2. Assume that the light bulb is a black body. A common light bulb has operating temperature of about 3000K. From here, find the peak frequency of light bulb. This will give you the answer.

 

[fluidistic]

This is just a suggestion. I'm also really unsure about the question.

For a common incandescent light bulb, the radiation it emits is mostly near/in visible spectrum. This is just my speculation, because if it mostly emits ultraviolet or infrared rays, it harms people and thus wouldn't be used widely. If we know the range of electromagnetic radiation that the light bulb emits the most, we get the answer to the question easily.
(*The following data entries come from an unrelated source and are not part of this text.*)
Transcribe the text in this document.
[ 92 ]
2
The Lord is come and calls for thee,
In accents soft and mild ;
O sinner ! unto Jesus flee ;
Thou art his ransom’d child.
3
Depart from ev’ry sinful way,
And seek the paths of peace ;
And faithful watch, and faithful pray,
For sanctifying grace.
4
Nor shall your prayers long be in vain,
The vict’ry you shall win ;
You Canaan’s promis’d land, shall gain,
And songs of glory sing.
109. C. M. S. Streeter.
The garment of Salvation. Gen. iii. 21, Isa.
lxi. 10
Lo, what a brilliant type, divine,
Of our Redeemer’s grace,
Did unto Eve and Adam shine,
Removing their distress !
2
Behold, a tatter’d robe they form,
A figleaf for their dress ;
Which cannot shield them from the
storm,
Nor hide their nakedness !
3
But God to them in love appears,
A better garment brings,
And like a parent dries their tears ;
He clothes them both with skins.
Mostly infrared I'd say. See http://en.wikipedia.org/wiki/Light_bulb#Efficiency_comparisons.

Anyway, we should find some way to deduce that the frequency that the light bulb most emits is near the visible range. So now it's your turn:
1. Taking the idea of Wien's displacement law, which gives us the wavelength that a black body emits the most (by solving \frac{\partial u}{\partial \lambda}=0), we can find the frequency of the peak of emission from black bodies, by solving \frac{\partial u}{\partial f}=0. Note that the peak wavelength doesn't correspond to the peak frequency.
2. Assume that the light bulb is a black body. A common light bulb has operating temperature of about 3000K. From here, find the peak frequency of light bulb. This will give you the answer.

Seems interesting. I'll investigate what is the "u" function.

 

[hikaru1221]

Mostly infrared I'd say. See http://en.wikipedia.org/wiki/Light_bulb#Efficiency_comparisons.

Yep. By "infrared", I mean radiation whose wavelength is very far from visible range (visible range is so narrow, so most of the time, things emit mostly radiation out of that range). My rough calculation showed that the peak wavelength is a bit above 750nm, so strictly speaking, it lies in infrared range, but saying in a "tricky way", I'll say it lies near the visible range

I'll investigate what is the "u" function.

Sorry for not clarifying it earlier. It's specific radiative intensity of black bodies (I'm not sure how it's called in English).
And, to the OP, note that the "u" functions in those 2 equations are different.